Writer: Ed Brisson / Artist: Carlos Gomez /Marvel
“In the land of the blind, the one eyed man is king.” – Desiderius Erasmus
The return of a legend: fan-favorite X-Men leader Scott Summers aka Cyclops aka Cyke aka Scotty Bluetights aka Slym Dayspring aka Gloomy Face. After dying a senseless and anticlimactic death during the Mutant-Inhuman Wars in the “Death of X” mini-series, Xavier’s star pupil joins the living to reclaim and rethink his position in the message of his mentor. Timing was never his strong suit (how long did it take Cyke and Jean to get married? 34 years?), and so of course, Cyclops is back, but the X-Men have already been wiped away by X-Man on the beaches of British Columbia.
Death is Not the End
Cyclops was first shown alive in the final panel of Extermination #5 after Kid Cable successfully sent the Original Five back to their timeline. This issue fills the how, why, and what happened to bring a dead man back to life. Using the entire timeline as his office, Kid Cable pinpoints a key moment in Cyclops’ life as the key to reviving his father. Several stylized pages follow – tinted, inked, and penciled in an impressive homage to the Golden Age style of early X-Men comics. During one of his “off-days,” Cyclops saves the life of a research student under attack from a giant robot controlled by deranged technology professor who loses his job. Thankful, the student promises to do whatever he can for Cyclops to repay him. Kid Cable visits the man in the future, forcing him to make good on his deal by making a Phoenix Cage small enough to use enough Phoenix force to bring someone back to life. Kid Cable gives him two years to complete the project. When it works, Kid Cable keeps his locked away until “the time is right.” That time is apparently now.
Just as Cyclops readies himself to rejoin the X-Men, Kid Cable presents him with a dilemma in order to see what kind of man emerged from the grave. He gives Cyclops the choice of saving the man who brought him back to life, or of joining the X-Men on a beach in B.C. to fight a battle they cannot win.

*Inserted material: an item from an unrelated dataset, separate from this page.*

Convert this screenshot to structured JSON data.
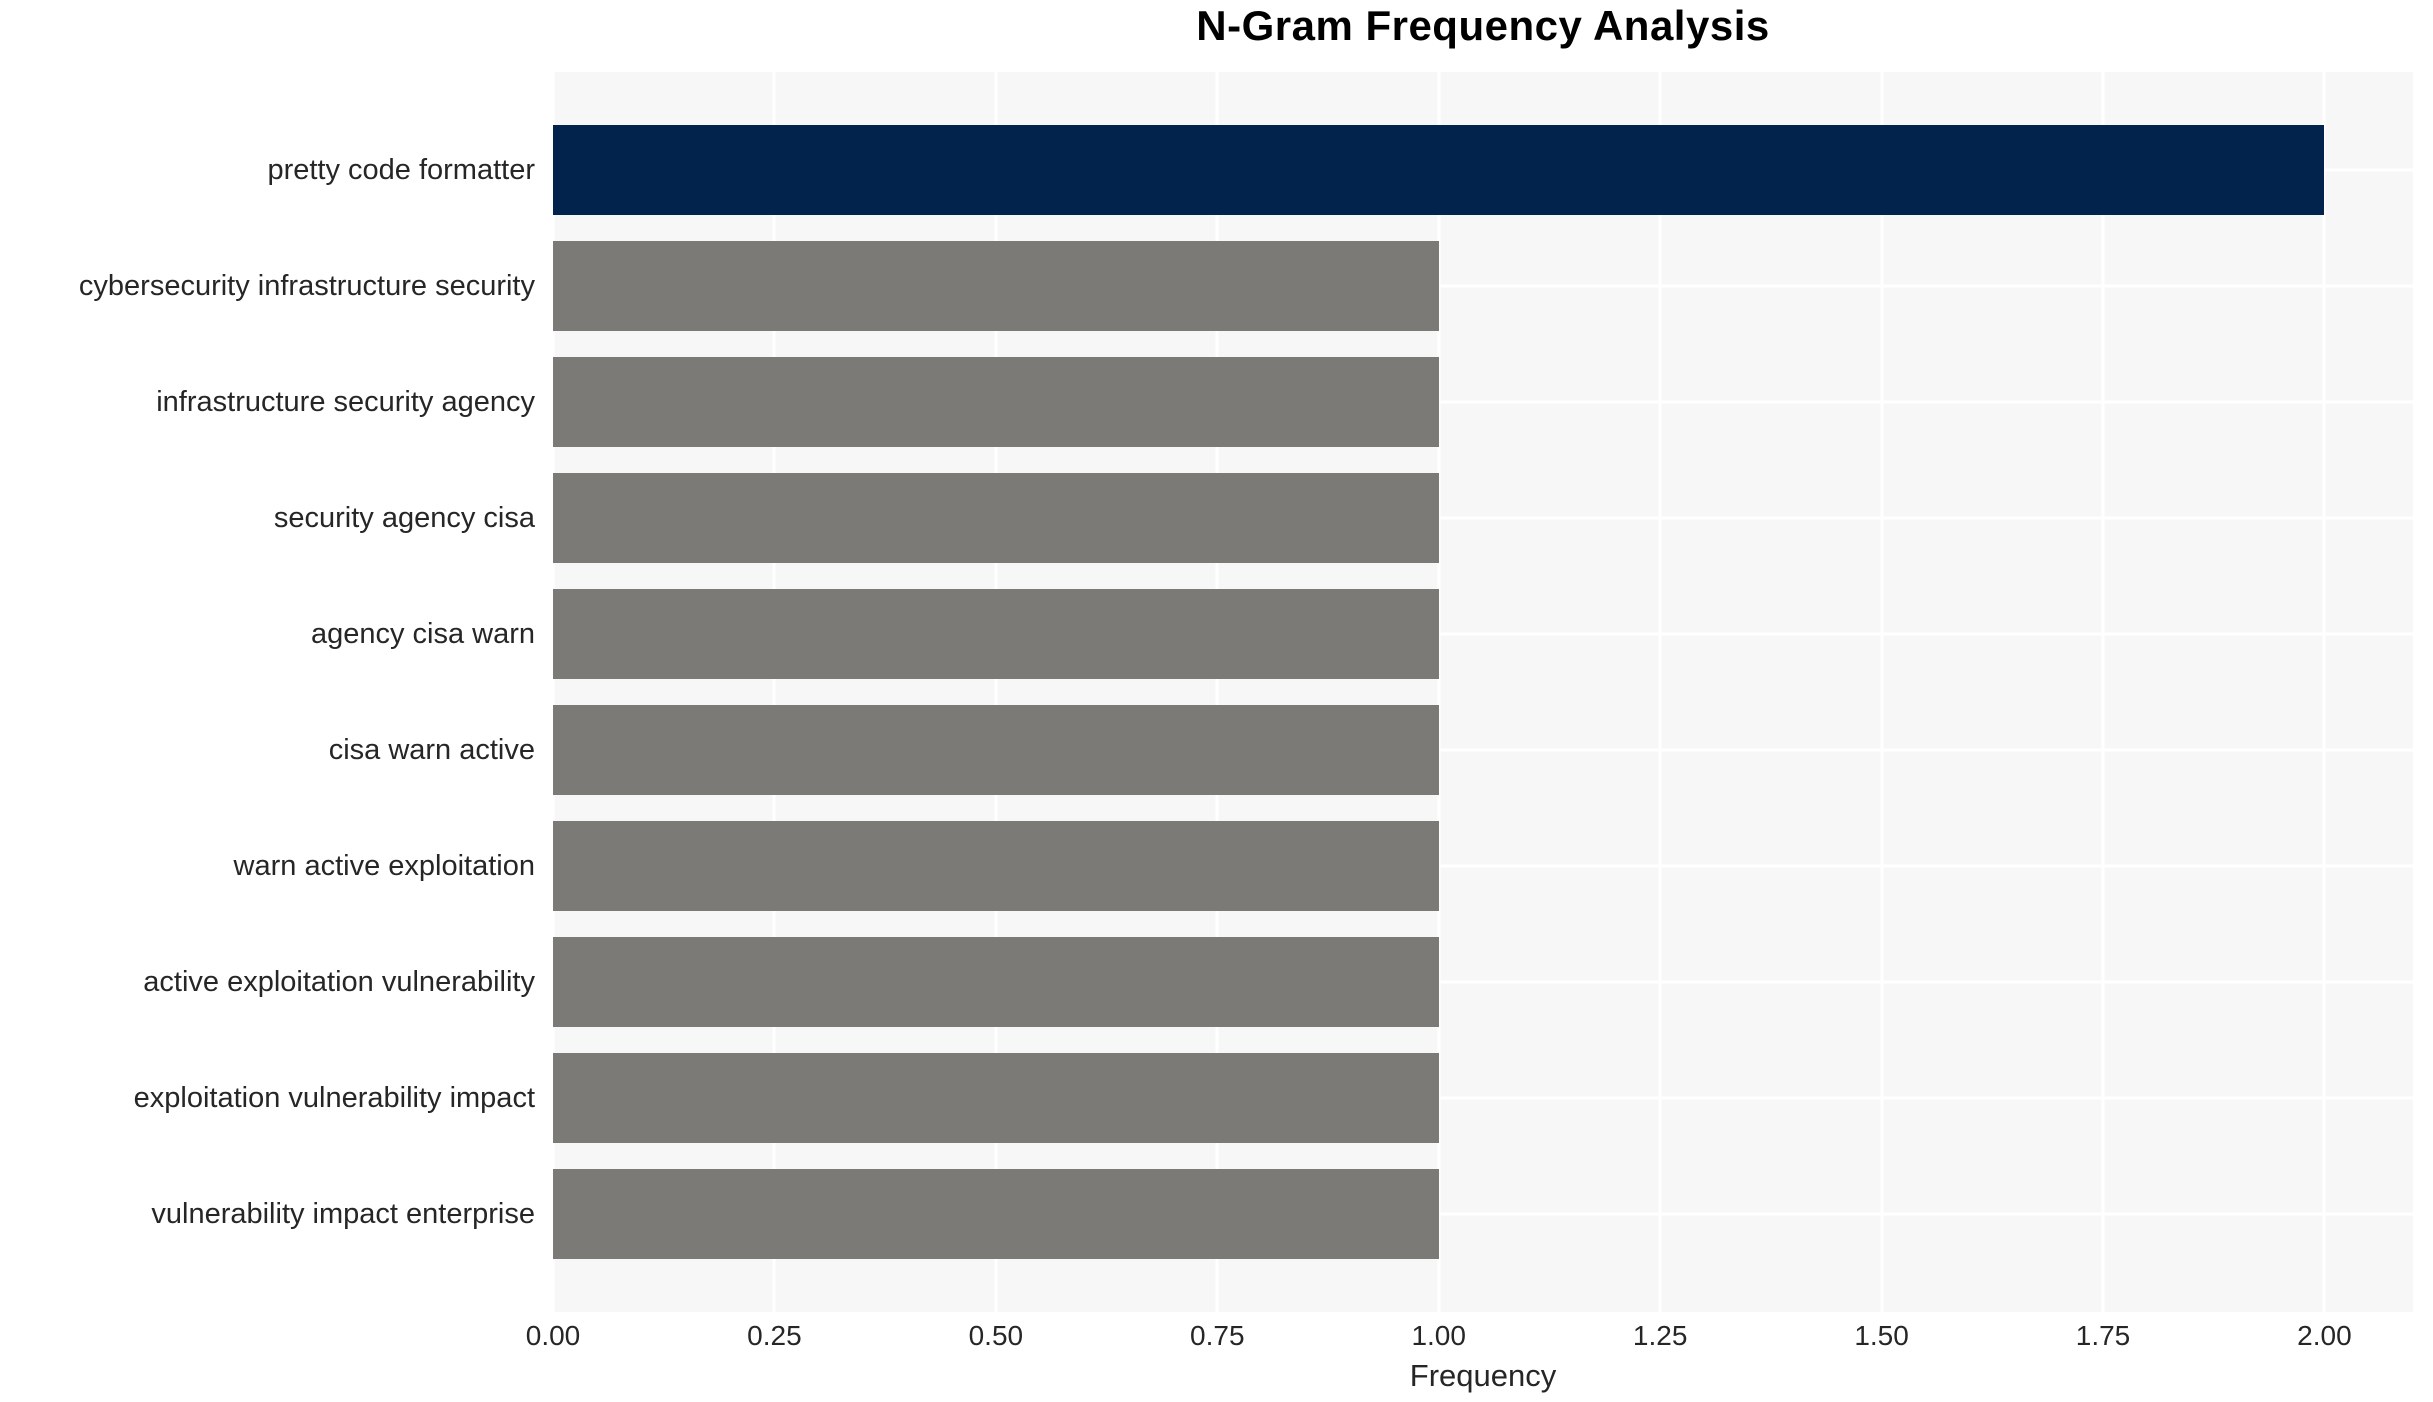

Ultimately, Summers chooses to maintain the karmic circle of his connection to the stranger who saved him.
Since You’ve Been Gone . . .
Cyclops has gone through a lot in his lifetime and sacrificed even more to protect mutant-kind. He lost his parents in a plane crash (or at least he thought), grew up in an orphanage, lost his wife and soulmate three-times to death, gave up his infant son to be raised in a distant future, and those are just his normal problems. Has he always been right? Judge not lest ye be judged. Has he always protected his people? Damn right. After House of M, Cyclops took it upon himself to not just protect Xavier’s dream, be it by any means necessary. Some claim he turned toward being a villain, more along the morality of Magneto. I say Cyclops evolved into the man he was always meant to become. A real leader adapts and serves the needs of the mission and those under their care first and foremost. Even when greenlighting black-ops hit squads, Cyclops had a goal in the mind – the preservation of his people.
This annual is actually the best issue of the Uncanny X-Men revival. While the previous ten issues in the Disassembled arc carried rosters of 20+ X-Men per book, this annual feels like a breather. Focused on character and streamlined, the issue tells its story well. Visually, penciller Carlos Gomez provides dynamic, smooth, and emotive scenes that are both detailed and breathable. Brisson, as the lone writer on the book, provides a well-structured, well-paced script that ultimately brings us a to moment of ultimate letdown. While this issue of Uncanny X-Men Annual presents a really well-structured story that touches on ideas of family, fatherhood, and responsibility, the realization accepted by Cyclops at the resolution feels wrong.
The question remains – is the revived Cyclops the Cyclops we want or need right now?